Ich habe öfter schon gesagt, dass ich Gewalt in jeder Form, außer, wenn man sein Leben verteidigen muss, ablehne. In jeder Art. Es gibt kein Argument für Gewalt, kein Argument das Gewalt in welcher Form auch immer rechtfertig. Es gibt auch keinen Grund Kindern, Mädchen, junge Frauen ihrer Freiheit zu berauben um sie zu prostituieren. Nicht falsch verstehen, ich habe kein Problem damit, wenn eine Frau ihren Körper aus freien Stücken verkauft, aber ich habe ein starkes Problem damit, wenn junge Mädchen zur Prostitution gezwungen werden, wenn sie nicht nur missbraucht, sondern auch noch misshandelt, gequält, geschlagen werden, nur weil irgend so ein Affe von Zuhälter glaubt er müsse Mädchen für sich arbeiten lassen. Ich schließe hier jeden Missbrauch ein, ein Mensch, der Jungen oder Mädchen in dieser Art zwingt Handlungen über sich zu ergehen lassen, die sie gar nicht wollen, der begeht in meinen Augen eine Art von Mord, denn jedes Mal stirbt etwas in diesem Kind, wird ein Stück dieses schutzbedürftigen Menschen getötet. Der Film zeigte aber auf wie diese Mädchen, die wie so oft mit falschen Versprechungen auf ein besseres Leben von zu Hause weggelockt wurden, wie brutal in diesem Fall, wie abartig die Männer waren. Die Mädchen wurden geschändet, in einer Art und Weise gequält, da fehlen die Worte. Der Film zeigte aber auch, dass in diesem Fall, wie sehr wahrscheinlich in noch sehr viel mehr Fällen, alle weggeschaut haben, bis in Politspitzen hinein sogar beteiligt waren und obendrein noch alles getan haben, um zu verhindern, dass dieses Geschehen in die Öffentlichkeit getragen wird. Daraus ergibt sich für mich, dass nicht nur die Menschenhändler hart bestraft werden müssen, sondern und gerade auch jene, die sich auf das Spiel mit diesen jungen Menschen einlassen. Ausreden wie wir wussten gar nicht diese Kinder als Ware gehandelt werden können nicht mehr gelten und die im Verhältnis zu diesen Wesen alten Säcke müssen aus dem Verkehr gezogen werden, egal welche Stellung, welchen Rang sie haben.

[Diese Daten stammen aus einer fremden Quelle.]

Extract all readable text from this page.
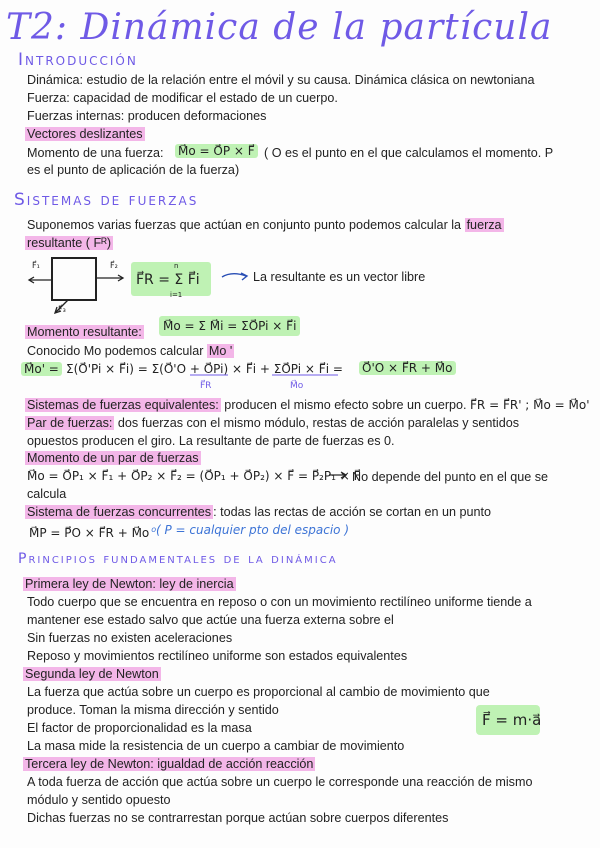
T2: Dinámica de la partícula
Introducción
Dinámica: estudio de la relación entre el móvil y su causa. Dinámica clásica on newtoniana
Fuerza: capacidad de modificar el estado de un cuerpo.
Fuerzas internas: producen deformaciones
Vectores deslizantes
Momento de una fuerza: M⃗o = O⃗P × F⃗ ( O es el punto en el que calculamos el momento. P
es el punto de aplicación de la fuerza)
Sistemas de fuerzas
Suponemos varias fuerzas que actúan en conjunto punto podemos calcular la fuerza
resultante ( Fᴿ)
F⃗₁	F⃗₂
F⃗₃
F⃗R = Σ F⃗i
n
i=1
La resultante es un vector libre
Momento resultante:	M⃗o = Σ M⃗i = ΣO⃗Pi × F⃗i
Conocido Mo podemos calcular Mo '
M⃗o' = Σ(O⃗'Pi × F⃗i) = Σ(O⃗'O + O⃗Pi) × F⃗i + ΣO⃗Pi × F⃗i = O⃗'O × F⃗R + M⃗o
F⃗R	M⃗o
Sistemas de fuerzas equivalentes: producen el mismo efecto sobre un cuerpo. F⃗R = F⃗R' ; M⃗o = M⃗o'
Par de fuerzas: dos fuerzas con el mismo módulo, restas de acción paralelas y sentidos
opuestos producen el giro. La resultante de parte de fuerzas es 0.
Momento de un par de fuerzas
M⃗o = O⃗P₁ × F⃗₁ + O⃗P₂ × F⃗₂ = (O⃗P₁ + O⃗P₂) × F⃗ = P⃗₂P₁ × F⃗
No depende del punto en el que se
calcula
Sistema de fuerzas concurrentes : todas las rectas de acción se cortan en un punto
M⃗P = P⃗O × F⃗R + M⃗o $^o$ ( P = cualquier pto del espacio )
Principios fundamentales de la dinámica
Primera ley de Newton: ley de inercia
Todo cuerpo que se encuentra en reposo o con un movimiento rectilíneo uniforme tiende a
mantener ese estado salvo que actúe una fuerza externa sobre el
Sin fuerzas no existen aceleraciones
Reposo y movimientos rectilíneo uniforme son estados equivalentes
Segunda ley de Newton
La fuerza que actúa sobre un cuerpo es proporcional al cambio de movimiento que
produce. Toman la misma dirección y sentido
El factor de proporcionalidad es la masa
La masa mide la resistencia de un cuerpo a cambiar de movimiento
F⃗ = m·a⃗
Tercera ley de Newton: igualdad de acción reacción
A toda fuerza de acción que actúa sobre un cuerpo le corresponde una reacción de mismo
módulo y sentido opuesto
Dichas fuerzas no se contrarrestan porque actúan sobre cuerpos diferentes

Der Film ist ein Beispiel für viele und mit Blick auf alle die vielen offenen Grenzen ist es an der Zeit harte Gesetze zu schaffen und das nicht nur hierzulande, sondern innerhalb Europas einen Gleichklang zu finden, der eindeutig sagt, dass das gar nicht geht, nicht geduldet wird, dass diejenigen, die geschützt werden müssen, tatsächlich auch geschützt werden und wenn Eltern es nicht können, und wenn Lebensumstände das nicht können, dann muss es das Gesetz tun. Anfangen muss man damit, dass man Freier von minderjährigen Zwangsprostituierten als Vergewaltiger anklagt und verurteilt, Argumente, die mit „Ich wusste nicht, dass…“ gar nicht erst gelten lässt. Das läuft dann dumm für ihn, aber das war es bislang für das Mädchen auch. Jede Art von Menschenhandel egal wo und zu welchen Zweck kann und darf nicht geduldet werden. Nirgendwo.

Ich gebe zu, der Film hat mich sehr beschäftigt und ich bin auch froh, dass meine Töchter nicht in die Fänge solcher Typen geraten sind. Ich habe keine Ahnung was ich gemacht hätte, wenn dem so gewesen wäre und auch, wenn es ein wenig anders gelegen war, aber mir fällt dann immer der Fall „Bachmann“ ein. Geht zur Mediathek im ZDF, zieht Euch den Film rein, hier der Link zur Beschreibung: http://www.zdf.de/ZDF/zdfportal/programdata/7e6db719-97cc-33d7-ba5a-74a37df71e49/20264295 Lest es Euch durch. Seid aufmerksam für Eure Umgebung, vielleicht gibt es da ein Kind, ein Mensch, der Eurer Hilfe bedarf. Laßt es Euch gut gehen!